O Professor Sebastião e Silva no depoimento “Bento Caraça, e o ensino da matemática em Portugal” é quem descreve o que foi Caraça.
“ … Na verdade, ele não foi um investigador, isto é, não foi um criador de ciência. E como poderia sê-lo, tendo sido nomeado assistente aos 18 (!) e professor catedrático aos 28, numa Escola da Universidade Técnica, onde grande parte da massa discente entrava com uma preparação deficientissima em matemática? O que devemos admirar, sim, é o seu esforço de autodidacta, as suas invulgares qualidades de trabalho, de que as «Lições de Álgebra e Análise» são um dos frutos.

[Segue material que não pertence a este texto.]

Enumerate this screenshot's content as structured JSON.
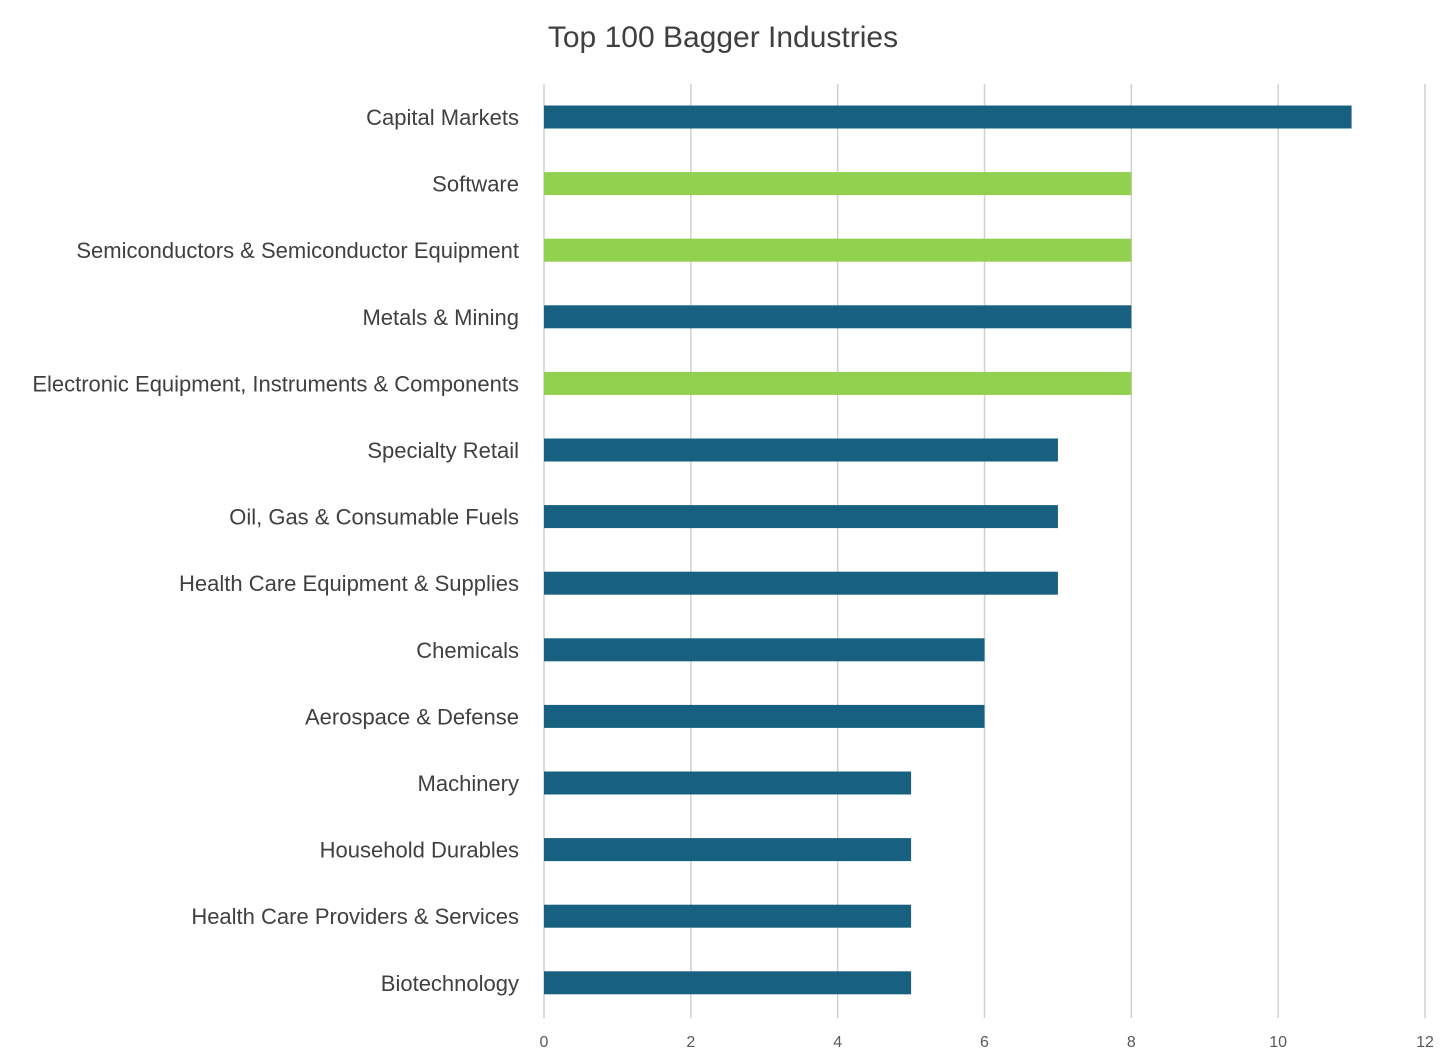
{
  "chart_data": {
    "type": "bar",
    "orientation": "horizontal",
    "title": "Top 100 Bagger Industries",
    "xlabel": "",
    "ylabel": "",
    "xlim": [
      0,
      12
    ],
    "x_ticks": [
      "0",
      "2",
      "4",
      "6",
      "8",
      "10",
      "12"
    ],
    "grid": "vertical",
    "legend": "none",
    "categories": [
      "Capital Markets",
      "Software",
      "Semiconductors & Semiconductor Equipment",
      "Metals & Mining",
      "Electronic Equipment, Instruments & Components",
      "Specialty Retail",
      "Oil, Gas & Consumable Fuels",
      "Health Care Equipment & Supplies",
      "Chemicals",
      "Aerospace & Defense",
      "Machinery",
      "Household Durables",
      "Health Care Providers & Services",
      "Biotechnology"
    ],
    "values": [
      11,
      8,
      8,
      8,
      8,
      7,
      7,
      7,
      6,
      6,
      5,
      5,
      5,
      5
    ],
    "highlighted": [
      false,
      true,
      true,
      false,
      true,
      false,
      false,
      false,
      false,
      false,
      false,
      false,
      false,
      false
    ],
    "colors": {
      "default": "#17607f",
      "highlight": "#92d050",
      "gridline": "#d0d0d0",
      "text": "#404040"
    }
  }
}
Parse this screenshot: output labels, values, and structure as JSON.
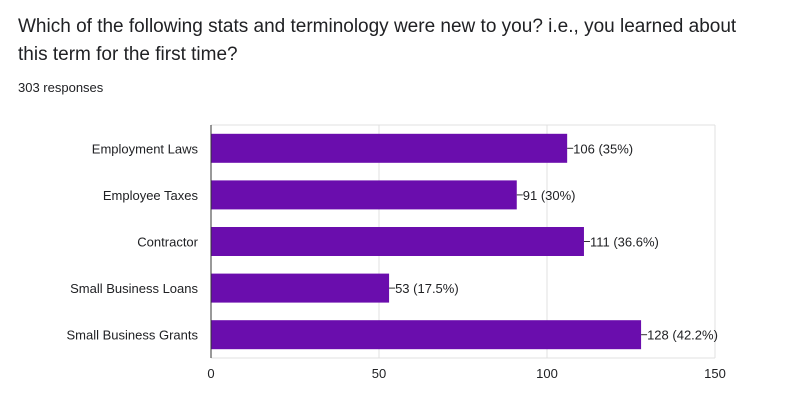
{
  "question": {
    "title": "Which of the following stats and terminology were new to you? i.e., you learned about this term for the first time?",
    "response_count": "303 responses"
  },
  "colors": {
    "bar": "#6a0dad",
    "grid": "#e0e0e0",
    "axis": "#333333",
    "text": "#202124"
  },
  "chart_data": {
    "type": "bar",
    "orientation": "horizontal",
    "categories": [
      "Employment Laws",
      "Employee Taxes",
      "Contractor",
      "Small Business Loans",
      "Small Business Grants"
    ],
    "values": [
      106,
      91,
      111,
      53,
      128
    ],
    "data_labels": [
      "106 (35%)",
      "91 (30%)",
      "111 (36.6%)",
      "53 (17.5%)",
      "128 (42.2%)"
    ],
    "xlim": [
      0,
      150
    ],
    "xticks": [
      0,
      50,
      100,
      150
    ],
    "xtick_labels": [
      "0",
      "50",
      "100",
      "150"
    ],
    "grid": true,
    "legend": "none"
  }
}
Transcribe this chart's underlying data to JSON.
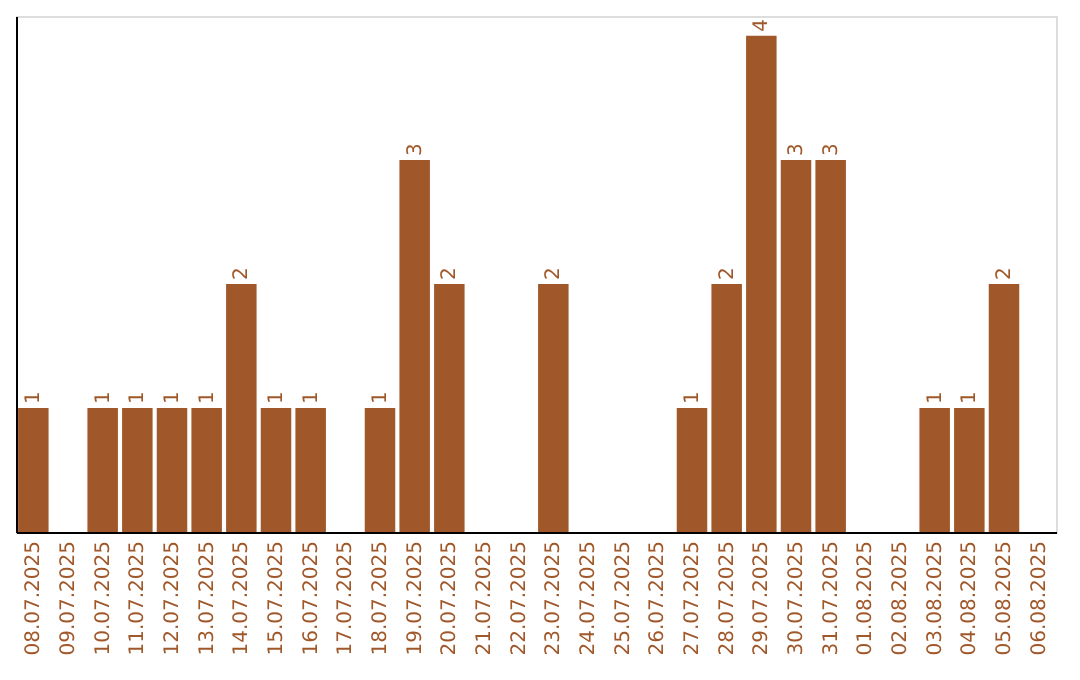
{
  "chart_data": {
    "type": "bar",
    "categories": [
      "08.07.2025",
      "09.07.2025",
      "10.07.2025",
      "11.07.2025",
      "12.07.2025",
      "13.07.2025",
      "14.07.2025",
      "15.07.2025",
      "16.07.2025",
      "17.07.2025",
      "18.07.2025",
      "19.07.2025",
      "20.07.2025",
      "21.07.2025",
      "22.07.2025",
      "23.07.2025",
      "24.07.2025",
      "25.07.2025",
      "26.07.2025",
      "27.07.2025",
      "28.07.2025",
      "29.07.2025",
      "30.07.2025",
      "31.07.2025",
      "01.08.2025",
      "02.08.2025",
      "03.08.2025",
      "04.08.2025",
      "05.08.2025",
      "06.08.2025"
    ],
    "values": [
      1,
      0,
      1,
      1,
      1,
      1,
      2,
      1,
      1,
      0,
      1,
      3,
      2,
      0,
      0,
      2,
      0,
      0,
      0,
      1,
      2,
      4,
      3,
      3,
      0,
      0,
      1,
      1,
      2,
      0
    ],
    "value_labels": [
      "1",
      null,
      "1",
      "1",
      "1",
      "1",
      "2",
      "1",
      "1",
      null,
      "1",
      "3",
      "2",
      null,
      null,
      "2",
      null,
      null,
      null,
      "1",
      "2",
      "4",
      "3",
      "3",
      null,
      null,
      "1",
      "1",
      "2",
      null
    ],
    "color": "#a0582a",
    "tick_labels": "x",
    "grid": false
  }
}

E sinto-me inclinado a admitir que, sob este aspecto, a sua actividade foi realmente criadora; isto é, sou levado a pensar que Bento Caraça criou, efectivamente, um estilo de ensino da matemática, de que eu próprio sou beneficiário.”

2. “Conceitos Fundamentais de Matemática, um livro que não se pode considerar completamente acessível ao público comum...”

Senhor Professor Carlos Fíolhais, observações de igual cariz acerca dos Conceitos foram feitas ao Professor Caraça, uma muito instrutiva resposta acerca pode o senhor ler no livro de Alberto Pedroso “Bento de Jesus Caraça – Semeador de Cultura e Cidadania – Campo das Letras, pags 161/2” nela está a resposta de B. Caraca a quem afirma, firmemente, acerca dos Conceitos Fundamentais da Matemática “Para os que pouco sabem de Matemática, não percebem o livro; para os que sabem, o livro não lhes dá novidades!»

P.S.: Sebastião e Silva, inicia o depoimento que referi acima com especial cuidado! Diz ele, “É óbvio que a acção pedagógica de um professor só poderá ser devidamente apreciada no contexto da época e do meio em que viveu.” As analogias feitas no texto do professor Fiolhais são sem sentido... faltou aquele cuidado!